We walk out back to where the other cops are taking vehicle-identification numbers off the trashed cars. Passing the stockade, I spy something peculiar stretched across neighboring pens. Black, brown and moist, it seems to ooze sideways, like an oil spill encrusting the grass. After a moment, it comes to me: These are the remains of two calves left to sicken, starve and then melt.
Allen shrugs. “That’s meth — a dairy farmer who forgot he had cows.”

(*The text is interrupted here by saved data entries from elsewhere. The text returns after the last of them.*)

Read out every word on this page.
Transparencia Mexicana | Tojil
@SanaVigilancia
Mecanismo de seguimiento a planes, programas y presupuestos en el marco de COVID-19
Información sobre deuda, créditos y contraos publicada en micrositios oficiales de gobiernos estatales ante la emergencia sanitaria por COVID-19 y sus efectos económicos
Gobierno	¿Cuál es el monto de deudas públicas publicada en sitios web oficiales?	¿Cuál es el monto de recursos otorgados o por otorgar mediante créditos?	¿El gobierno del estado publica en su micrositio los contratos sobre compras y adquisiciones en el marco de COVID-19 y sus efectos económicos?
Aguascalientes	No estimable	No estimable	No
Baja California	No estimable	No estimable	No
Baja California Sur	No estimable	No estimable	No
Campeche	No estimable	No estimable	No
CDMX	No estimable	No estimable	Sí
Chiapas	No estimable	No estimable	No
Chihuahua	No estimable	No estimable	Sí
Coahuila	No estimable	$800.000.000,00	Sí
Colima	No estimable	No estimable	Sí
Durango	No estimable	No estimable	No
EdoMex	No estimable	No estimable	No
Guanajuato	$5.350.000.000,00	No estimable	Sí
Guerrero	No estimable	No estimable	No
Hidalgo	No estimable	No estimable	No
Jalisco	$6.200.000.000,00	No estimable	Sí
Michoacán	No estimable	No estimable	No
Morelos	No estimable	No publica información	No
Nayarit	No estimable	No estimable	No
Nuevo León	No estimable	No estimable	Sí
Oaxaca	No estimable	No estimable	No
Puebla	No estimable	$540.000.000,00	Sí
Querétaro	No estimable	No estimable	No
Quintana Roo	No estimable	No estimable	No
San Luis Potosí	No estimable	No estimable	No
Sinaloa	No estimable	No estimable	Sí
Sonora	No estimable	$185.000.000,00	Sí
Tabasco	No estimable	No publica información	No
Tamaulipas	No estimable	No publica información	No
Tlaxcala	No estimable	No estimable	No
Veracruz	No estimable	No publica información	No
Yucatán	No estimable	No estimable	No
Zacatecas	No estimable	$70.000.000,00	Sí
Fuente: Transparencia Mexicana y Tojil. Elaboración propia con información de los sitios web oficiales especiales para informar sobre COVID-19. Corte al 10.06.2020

When we speak of the drug plagues of the last half-century — heroin, the poisoner of postwar Harlem; crack, the deathblow to countless downtowns — what comes to mind first is the chaos they’ve wrought, the derangement of public and private life. But for all the pain and confusion sown, drug epidemics were actually orderly things, obeying their own deep logic. Invariably — until now — they began offshore, imported to America from exotic locales such as Bolivia and Southeast Asia. Invariably — until now — they took root in port towns, opening markets in New York or Miami before hopscotching west to other cities. Invariably — until now — they then radiated outward, moving from megalopolises to suburban towns, and from there to the exurbs and farmlands. And invariably — until now — they hit the poor hardest, entrenching themselves like rogue bacteria in the playgrounds and stairwells of projects.

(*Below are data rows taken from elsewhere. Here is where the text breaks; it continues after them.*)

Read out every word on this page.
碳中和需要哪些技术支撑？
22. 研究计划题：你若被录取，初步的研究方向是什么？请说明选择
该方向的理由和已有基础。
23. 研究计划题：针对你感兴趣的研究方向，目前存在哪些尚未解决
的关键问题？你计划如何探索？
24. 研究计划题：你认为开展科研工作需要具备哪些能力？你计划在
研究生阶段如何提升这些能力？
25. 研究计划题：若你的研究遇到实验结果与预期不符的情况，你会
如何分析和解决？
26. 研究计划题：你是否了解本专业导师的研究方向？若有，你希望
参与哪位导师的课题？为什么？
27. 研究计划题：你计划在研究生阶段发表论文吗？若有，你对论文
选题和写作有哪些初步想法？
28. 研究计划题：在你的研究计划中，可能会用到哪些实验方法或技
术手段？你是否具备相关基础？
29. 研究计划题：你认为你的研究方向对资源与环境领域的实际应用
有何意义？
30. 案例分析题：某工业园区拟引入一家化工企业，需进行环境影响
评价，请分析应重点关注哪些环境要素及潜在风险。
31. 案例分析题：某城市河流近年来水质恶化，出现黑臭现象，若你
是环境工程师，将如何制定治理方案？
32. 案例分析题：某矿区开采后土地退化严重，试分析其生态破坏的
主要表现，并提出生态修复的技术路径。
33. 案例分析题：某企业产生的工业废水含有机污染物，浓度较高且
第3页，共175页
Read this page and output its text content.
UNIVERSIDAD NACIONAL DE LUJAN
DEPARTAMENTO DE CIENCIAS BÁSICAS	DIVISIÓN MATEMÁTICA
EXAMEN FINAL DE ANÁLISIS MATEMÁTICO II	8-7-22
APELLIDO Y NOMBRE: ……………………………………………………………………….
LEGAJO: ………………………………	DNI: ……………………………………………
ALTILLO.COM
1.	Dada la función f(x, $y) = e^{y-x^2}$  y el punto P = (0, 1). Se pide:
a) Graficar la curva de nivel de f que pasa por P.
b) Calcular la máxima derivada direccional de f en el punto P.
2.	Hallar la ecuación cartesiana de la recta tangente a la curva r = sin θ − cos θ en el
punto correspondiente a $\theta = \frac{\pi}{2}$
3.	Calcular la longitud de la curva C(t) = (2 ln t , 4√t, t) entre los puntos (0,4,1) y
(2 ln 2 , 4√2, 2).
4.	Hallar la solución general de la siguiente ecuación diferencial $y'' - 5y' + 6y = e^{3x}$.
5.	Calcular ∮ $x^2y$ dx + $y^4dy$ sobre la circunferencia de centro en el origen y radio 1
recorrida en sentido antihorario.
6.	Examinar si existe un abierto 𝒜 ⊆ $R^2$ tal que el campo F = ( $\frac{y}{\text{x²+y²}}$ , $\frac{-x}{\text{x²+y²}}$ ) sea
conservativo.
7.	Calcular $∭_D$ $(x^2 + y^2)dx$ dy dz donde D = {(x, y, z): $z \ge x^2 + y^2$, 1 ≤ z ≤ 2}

Now those rules are void; meth has rewritten the book. As the first epidemic born on our soil, it is seeding the ground for future plagues while confounding cops and drug czars. It is made, for instance, from legal and easily obtained ingredients, not from opiates that must be smuggled ashore. It flows inward rather than outward, beginning in small towns before migrating to urban centers. (Having overwhelmed much of the rural Northwest, it’s now one of the fastest-growing drugs in seven Western cities, among them Seattle, Denver and Salt Lake City, and rivals crack use in Los Angeles and San Francisco.) And where other drugs targeted the inner cities, meth for the most part hits the middle class.

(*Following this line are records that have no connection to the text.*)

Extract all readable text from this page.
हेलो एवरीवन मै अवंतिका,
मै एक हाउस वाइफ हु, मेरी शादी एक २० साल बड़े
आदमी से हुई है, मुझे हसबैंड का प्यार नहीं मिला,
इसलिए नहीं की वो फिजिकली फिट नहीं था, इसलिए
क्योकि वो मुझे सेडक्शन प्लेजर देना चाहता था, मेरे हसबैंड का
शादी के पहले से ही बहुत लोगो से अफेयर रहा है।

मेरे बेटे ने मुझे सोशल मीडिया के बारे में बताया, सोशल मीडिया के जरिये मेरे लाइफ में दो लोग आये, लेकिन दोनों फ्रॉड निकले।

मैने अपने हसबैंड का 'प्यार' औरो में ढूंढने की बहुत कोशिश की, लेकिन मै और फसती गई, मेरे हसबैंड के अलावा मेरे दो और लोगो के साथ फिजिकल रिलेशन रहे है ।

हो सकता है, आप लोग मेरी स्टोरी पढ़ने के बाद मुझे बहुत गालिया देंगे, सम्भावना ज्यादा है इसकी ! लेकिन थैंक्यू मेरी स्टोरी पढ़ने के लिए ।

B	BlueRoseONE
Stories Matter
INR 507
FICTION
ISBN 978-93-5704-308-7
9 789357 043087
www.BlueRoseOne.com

“Around here, crack and heroin have a ghetto stigma that doesn’t apply to meth,” says Rick Bart, the personable sheriff of Snohomish County, who, as the region’s top cop, presides over a beleaguered staff of 230 deputies. “The kids here think it’s a rave drug like Ecstasy, or just some cool thing they read about on the Internet. You can go online right now and find 300 Web sites with recipes on how to make it, then go out to the drugstore and home-supplies shop and pick up all the fixings. How in the world am I supposed to stop that — post a man in the allergy aisle at Walgreen’s?”